Input and Output types of a MapReduce job:
(input) <k1, v1> -> map -> <k2, v2> -> combine -> <k2, v2> -> reduce -> <k3, v3> (output)
The Map Tasks:
The Map function takes an input element as its argument and produces zero or more key-value pairs. The types of keys and values are each arbitrary. Further, keys are not \93keys\94 in the usual sense; they do not have to be unique. Rather a Map task can produce several key-value pairs with the same key, even from the same element.

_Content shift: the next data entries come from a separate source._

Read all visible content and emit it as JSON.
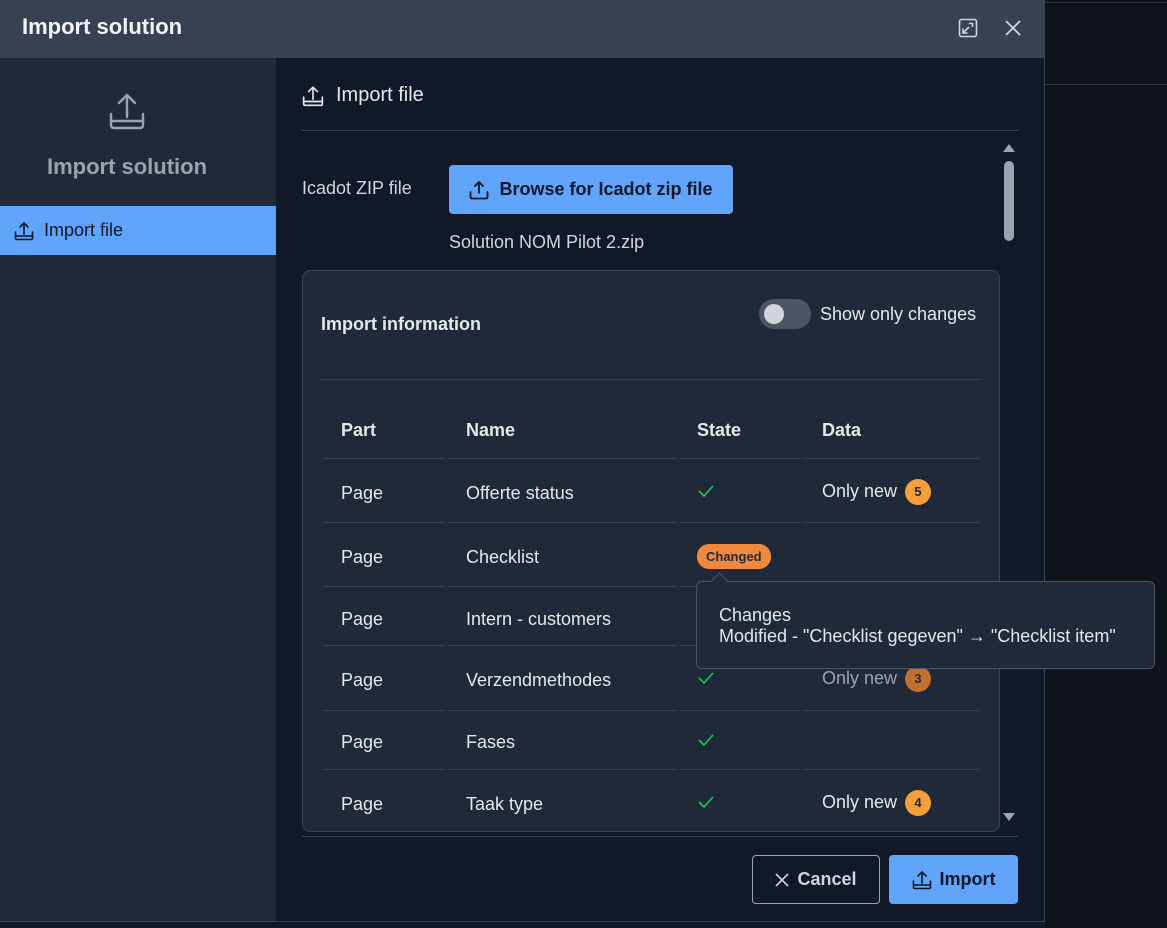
{
  "dialog": {
    "title": "Import solution",
    "icons": {
      "expand": "expand-icon",
      "close": "close-icon"
    }
  },
  "sidebar": {
    "icon": "upload-tray-icon",
    "title": "Import solution",
    "items": [
      {
        "label": "Import file",
        "icon": "upload-tray-icon",
        "active": true
      }
    ]
  },
  "section": {
    "title": "Import file",
    "zip_label": "Icadot ZIP file",
    "browse_label": "Browse for Icadot zip file",
    "file_name": "Solution NOM Pilot 2.zip"
  },
  "import_info": {
    "title": "Import information",
    "toggle_label": "Show only changes",
    "toggle_on": false,
    "columns": [
      "Part",
      "Name",
      "State",
      "Data"
    ],
    "rows": [
      {
        "part": "Page",
        "name": "Offerte status",
        "state": "check",
        "data": "Only new",
        "count": "5"
      },
      {
        "part": "Page",
        "name": "Checklist",
        "state": "Changed",
        "data": "",
        "count": ""
      },
      {
        "part": "Page",
        "name": "Intern - customers",
        "state": "",
        "data": "",
        "count": ""
      },
      {
        "part": "Page",
        "name": "Verzendmethodes",
        "state": "check",
        "data": "Only new",
        "count": "3"
      },
      {
        "part": "Page",
        "name": "Fases",
        "state": "check",
        "data": "",
        "count": ""
      },
      {
        "part": "Page",
        "name": "Taak type",
        "state": "check",
        "data": "Only new",
        "count": "4"
      }
    ]
  },
  "tooltip": {
    "title": "Changes",
    "detail": "Modified - \"Checklist gegeven\" → \"Checklist item\""
  },
  "footer": {
    "cancel_label": "Cancel",
    "import_label": "Import"
  },
  "colors": {
    "accent": "#60a5fa",
    "badge": "#f59e3b",
    "changed": "#f0883e",
    "check": "#22c55e"
  }
}
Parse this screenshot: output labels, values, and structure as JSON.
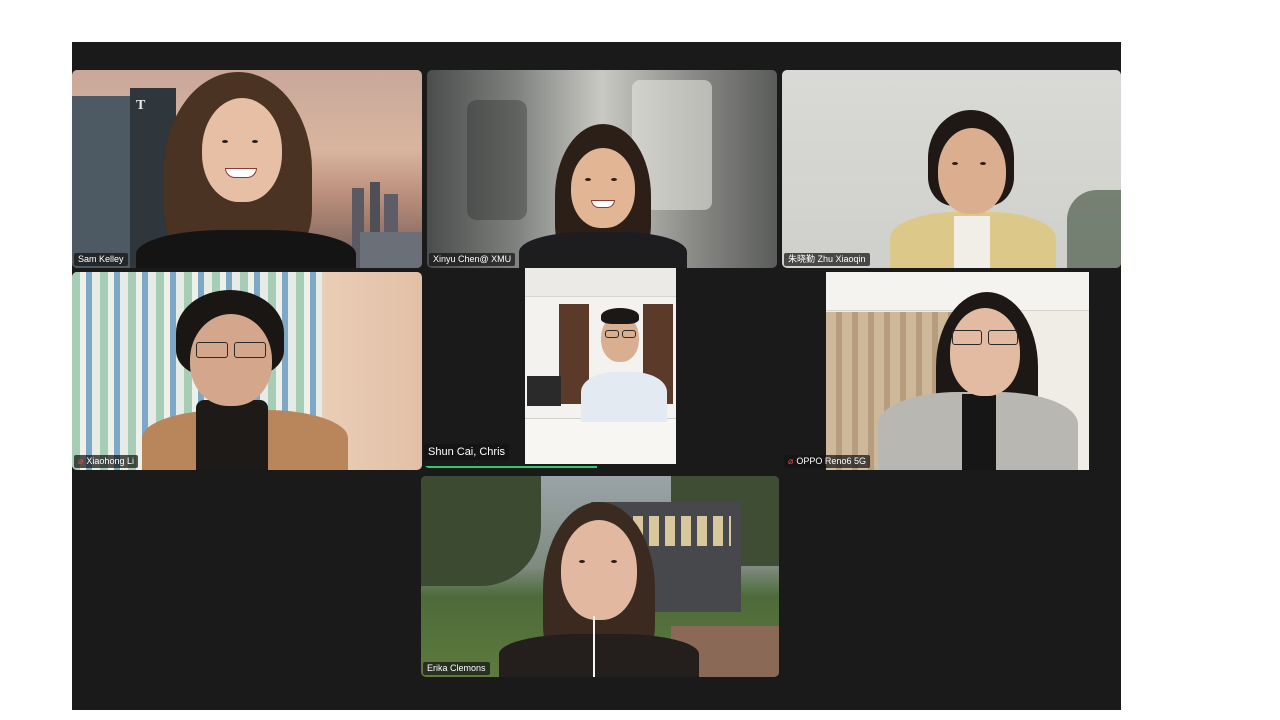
{
  "meeting": {
    "participants": [
      {
        "name": "Sam Kelley",
        "muted": false
      },
      {
        "name": "Xinyu Chen@ XMU",
        "muted": false
      },
      {
        "name": "朱晓勤 Zhu Xiaoqin",
        "muted": false
      },
      {
        "name": "Xiaohong Li",
        "muted": true
      },
      {
        "name": "Shun Cai, Chris",
        "muted": false
      },
      {
        "name": "OPPO Reno6 5G",
        "muted": true
      },
      {
        "name": "Erika Clemons",
        "muted": false
      }
    ]
  },
  "icons": {
    "muted_mic": "mic-off-icon"
  },
  "colors": {
    "grid_background": "#1a1a1a",
    "muted_icon": "#e5484d",
    "active_speaker": "#2ecc71"
  }
}
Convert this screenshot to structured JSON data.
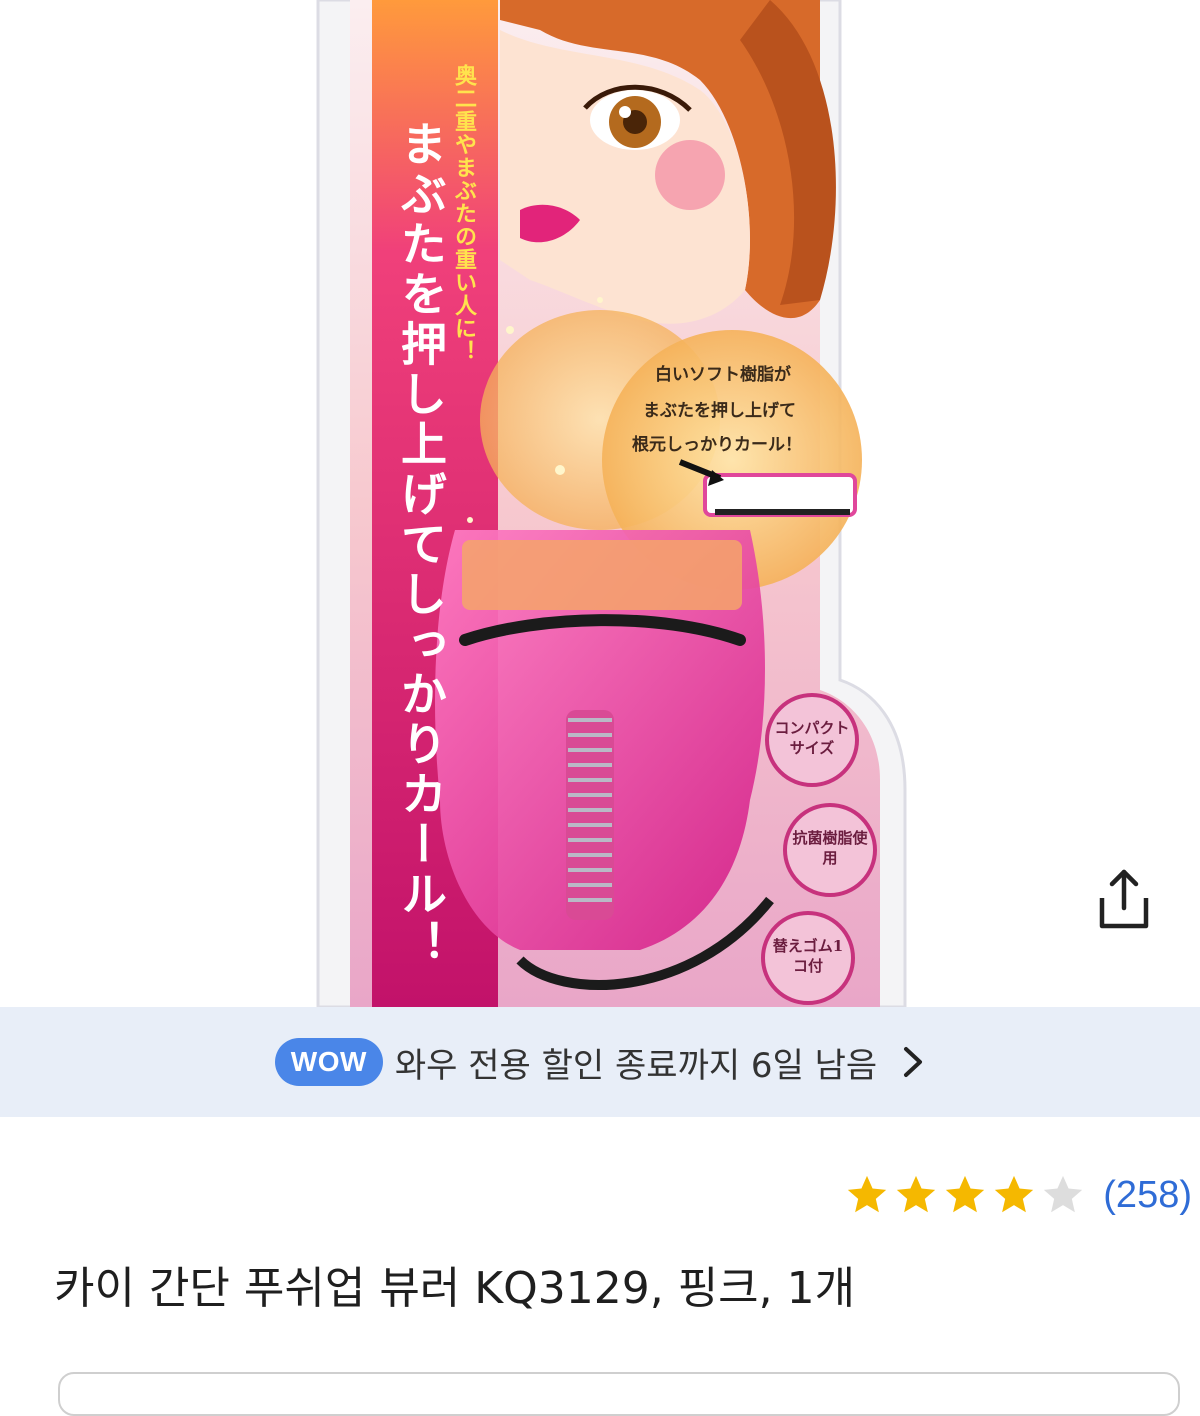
{
  "product_image": {
    "package_text": {
      "main_vertical": "まぶたを押し上げてしっかりカール！",
      "sub_vertical": "奥二重やまぶたの重い人に！",
      "callout_lines": [
        "白いソフト樹脂が",
        "まぶたを押し上げて",
        "根元しっかりカール！"
      ],
      "badges": [
        "コンパクトサイズ",
        "抗菌樹脂使用",
        "替えゴム1コ付"
      ]
    }
  },
  "share": {
    "icon": "share-icon"
  },
  "wow_banner": {
    "badge": "WOW",
    "text": "와우 전용 할인 종료까지 6일 남음",
    "chevron_icon": "chevron-right-icon",
    "badge_color": "#4a86e8",
    "background": "#e8eef8"
  },
  "rating": {
    "stars": 4,
    "max_stars": 5,
    "review_count": "(258)",
    "star_color": "#f5b800"
  },
  "product": {
    "title": "카이 간단 푸쉬업 뷰러 KQ3129, 핑크, 1개"
  }
}
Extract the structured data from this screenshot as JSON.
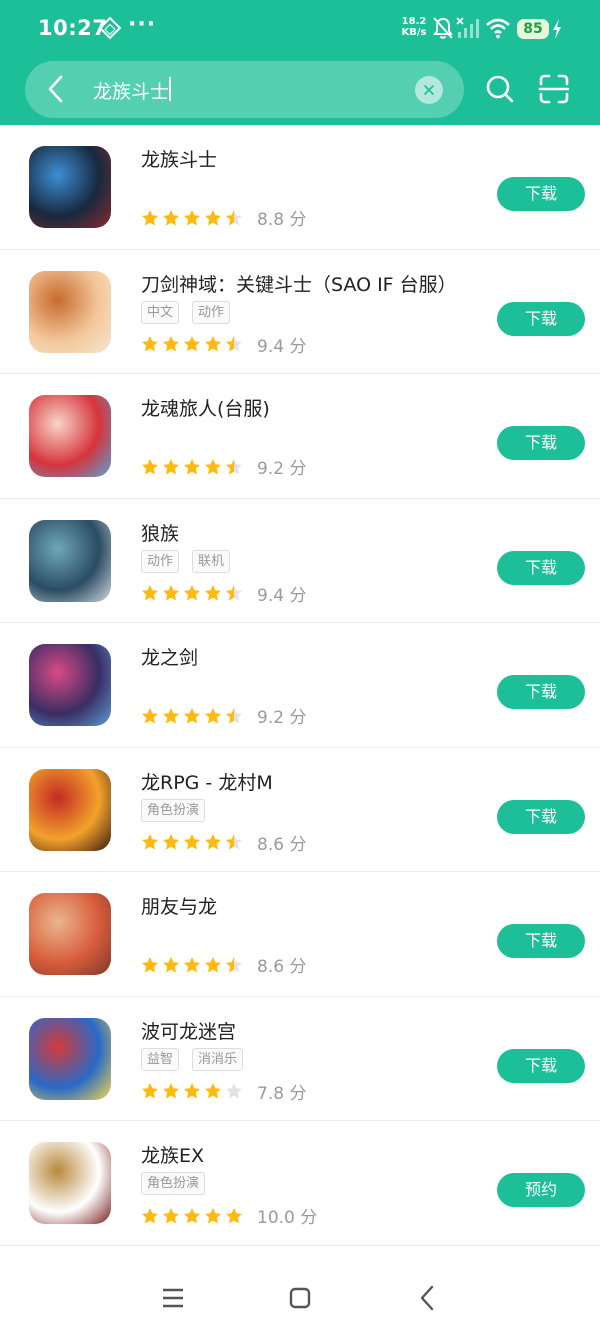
{
  "status_bar": {
    "time": "10:27",
    "dots": "···",
    "net_speed_value": "18.2",
    "net_speed_unit": "KB/s",
    "battery": "85"
  },
  "search": {
    "query": "龙族斗士"
  },
  "apps": [
    {
      "name": "龙族斗士",
      "tags": [],
      "rating": "8.8 分",
      "stars": [
        1,
        1,
        1,
        1,
        0.5
      ],
      "button": "下载",
      "icon_colors": [
        "#17293f",
        "#3d8fd4",
        "#8a2b2b"
      ]
    },
    {
      "name": "刀剑神域：关键斗士（SAO IF 台服）",
      "tags": [
        "中文",
        "动作"
      ],
      "rating": "9.4 分",
      "stars": [
        1,
        1,
        1,
        1,
        0.5
      ],
      "button": "下载",
      "icon_colors": [
        "#f3c79b",
        "#c86a2e",
        "#f7e6d2"
      ]
    },
    {
      "name": "龙魂旅人(台服)",
      "tags": [],
      "rating": "9.2 分",
      "stars": [
        1,
        1,
        1,
        1,
        0.5
      ],
      "button": "下载",
      "icon_colors": [
        "#d6343c",
        "#f9d5c8",
        "#5aa0d8"
      ]
    },
    {
      "name": "狼族",
      "tags": [
        "动作",
        "联机"
      ],
      "rating": "9.4 分",
      "stars": [
        1,
        1,
        1,
        1,
        0.5
      ],
      "button": "下载",
      "icon_colors": [
        "#2b4c63",
        "#6fa7b8",
        "#cfd9de"
      ]
    },
    {
      "name": "龙之剑",
      "tags": [],
      "rating": "9.2 分",
      "stars": [
        1,
        1,
        1,
        1,
        0.5
      ],
      "button": "下载",
      "icon_colors": [
        "#3a2d63",
        "#d94a86",
        "#5a9ed6"
      ]
    },
    {
      "name": "龙RPG - 龙村M",
      "tags": [
        "角色扮演"
      ],
      "rating": "8.6 分",
      "stars": [
        1,
        1,
        1,
        1,
        0.5
      ],
      "button": "下载",
      "icon_colors": [
        "#f2a22b",
        "#c42a24",
        "#3b1a14"
      ]
    },
    {
      "name": "朋友与龙",
      "tags": [],
      "rating": "8.6 分",
      "stars": [
        1,
        1,
        1,
        1,
        0.5
      ],
      "button": "下载",
      "icon_colors": [
        "#d85c3b",
        "#e9b78d",
        "#7a3a2a"
      ]
    },
    {
      "name": "波可龙迷宫",
      "tags": [
        "益智",
        "消消乐"
      ],
      "rating": "7.8 分",
      "stars": [
        1,
        1,
        1,
        1,
        0
      ],
      "button": "下载",
      "icon_colors": [
        "#2a69c6",
        "#d43a3a",
        "#f3d94a"
      ]
    },
    {
      "name": "龙族EX",
      "tags": [
        "角色扮演"
      ],
      "rating": "10.0 分",
      "stars": [
        1,
        1,
        1,
        1,
        1
      ],
      "button": "预约",
      "icon_colors": [
        "#ffffff",
        "#b8893a",
        "#7a1e1e"
      ]
    }
  ],
  "icons": {
    "star_color": "#ffb90f",
    "star_empty_color": "#e3e3e3",
    "accent": "#1dbf98"
  }
}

Map Functions operates on every key,value pair of the data and transforms the data based on the transformation logic provided in the map function
Map Function is always emits a <key,value> pair as output Map(Key1,Value1) -> List(Key2,Value2)
Grouping by key:
As soon as the Map tasks have all completed successfully, the key-value pairs are grouped by key, and the values associated with each key are formed into a list of values. The grouping performed by the system, regardless of what the Map and Reduce tasks do.
The Reducer Tasks:
A Reduce task receives one or more keys and their associated value lists. That is, a Reduce task executes one or more reducers. The outputs from all the Reduce tasks are merged into a single file. Reducers may be partitioned among a smaller number of Reduce tasks is by hashing the keys and associating each Reduce task with one of the buckets of the hash function.
Reduce(Key2,List(Value2)) -> List(Key3,Value3)
Users can optionally specify a combiner, to perform local aggregation of the intermediate outputs, which helps to cut down the amount of data transferred from the Mapper to the Reducer.